As the citizens of Baltimore awakened after a day and night of violence, Mayor Stephanie Rawlings tried to explain why police remained in defense mode, and why it took so long for her to call for state help.
"We knew this was coming," Mayor Rawlings admitted. "I mean, it was all over social media. But this was part of our urban renewal plan. You can see for yourself that the violence happened in a part of town that, to be frank, isn't on any tourist guide. So we thought, well, what the heck. They want to burn it down, let 'em. Just like my predecessor, Martin O'Malley, all I care about is making sure the Orioles have a nice stadium to play in, and tourists can eat their crabcakes in peace. To reiterate what I said last Saturday, we gave those who wished to destroy space to do that. And I think they did a pretty good job."
"And speaking of the Orioles," she added, "they've got a 9/10 record so far this season. So I think it's a good idea we cancelled their games. If you think about it, we're doing them a favor. Of course, you in the media won't give us any credit for that."
Asked about the senior center that rioters torched, Mayor Rawlings commented, "That building wasn't even finished, so it's not like it's a complete tragedy.
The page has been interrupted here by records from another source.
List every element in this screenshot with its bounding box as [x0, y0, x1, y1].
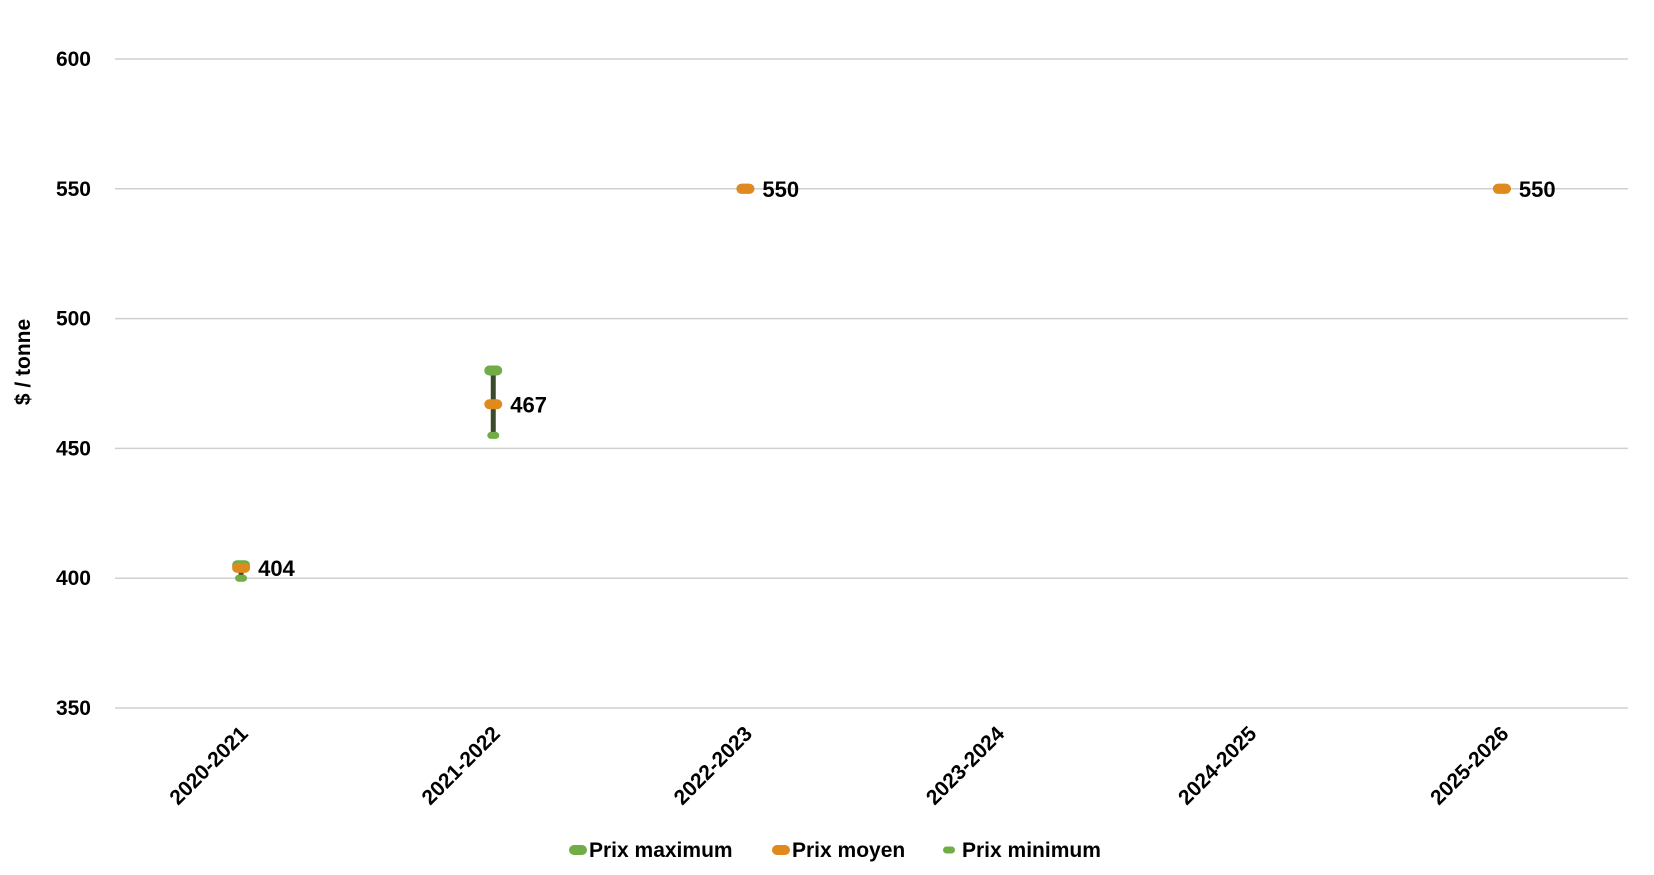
y-tick-label: 550 — [56, 178, 91, 201]
y-tick-label: 350 — [56, 697, 91, 720]
x-tick-label: 2020-2021 — [165, 722, 253, 810]
y-tick-label: 450 — [56, 437, 91, 460]
x-tick-label: 2021-2022 — [418, 722, 505, 809]
y-tick-label: 400 — [56, 567, 91, 590]
legend-swatch — [943, 846, 955, 854]
avg-price-point — [484, 399, 503, 410]
legend-label: Prix moyen — [792, 839, 905, 862]
y-tick-label: 500 — [56, 308, 91, 331]
data-label: 550 — [762, 177, 799, 202]
data-marks: 404 467 550 550 — [232, 177, 1556, 582]
y-axis-label: $ / tonne — [12, 319, 35, 405]
avg-price-point — [736, 183, 755, 194]
legend: Prix maximum Prix moyen Prix minimum — [569, 839, 1101, 862]
x-tick-label: 2024-2025 — [1174, 722, 1262, 810]
data-label: 550 — [1519, 177, 1556, 202]
y-tick-label: 600 — [56, 48, 91, 71]
legend-label: Prix minimum — [962, 839, 1101, 862]
min-price-point — [235, 574, 248, 582]
x-axis-ticks: 2020-2021 2021-2022 2022-2023 2023-2024 2024… — [165, 722, 1513, 810]
legend-swatch — [569, 845, 587, 855]
x-tick-label: 2023-2024 — [922, 722, 1010, 810]
gridlines — [115, 58, 1628, 709]
y-axis-ticks: 350 400 450 500 550 600 — [56, 48, 91, 720]
x-tick-label: 2025-2026 — [1426, 722, 1513, 809]
x-tick-label: 2022-2023 — [670, 722, 757, 809]
avg-price-point — [1492, 183, 1511, 194]
min-price-point — [487, 431, 500, 439]
avg-price-point — [232, 562, 251, 573]
max-price-point — [484, 365, 503, 376]
data-label: 467 — [510, 392, 547, 417]
legend-swatch — [772, 845, 790, 855]
data-label: 404 — [258, 556, 295, 581]
legend-label: Prix maximum — [589, 839, 733, 862]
And as for the CVS that burned down -- look, CVS made an 18.20% gross profit last year. They can afford to build another drugstore somewhere else. The citizens of this particular neighborhood might have to walk further to find it, but, hey, walking's good! Maybe if they walked more often, they'd be healthier and wouldn't have to buy so much medicine. Again, it's called doing people a favor."
"Bottom line," Mayor Rawlings continued, "we kept the violence contained to where it should be: poor neighborhoods that add nothing to the vibrancy and glamor of the city. My message to tourists with money to spend: Baltimore is open for business -- as long as you know what neighborhoods to keep out of. Just look for white people and you'll be fine. We'll make sure of that."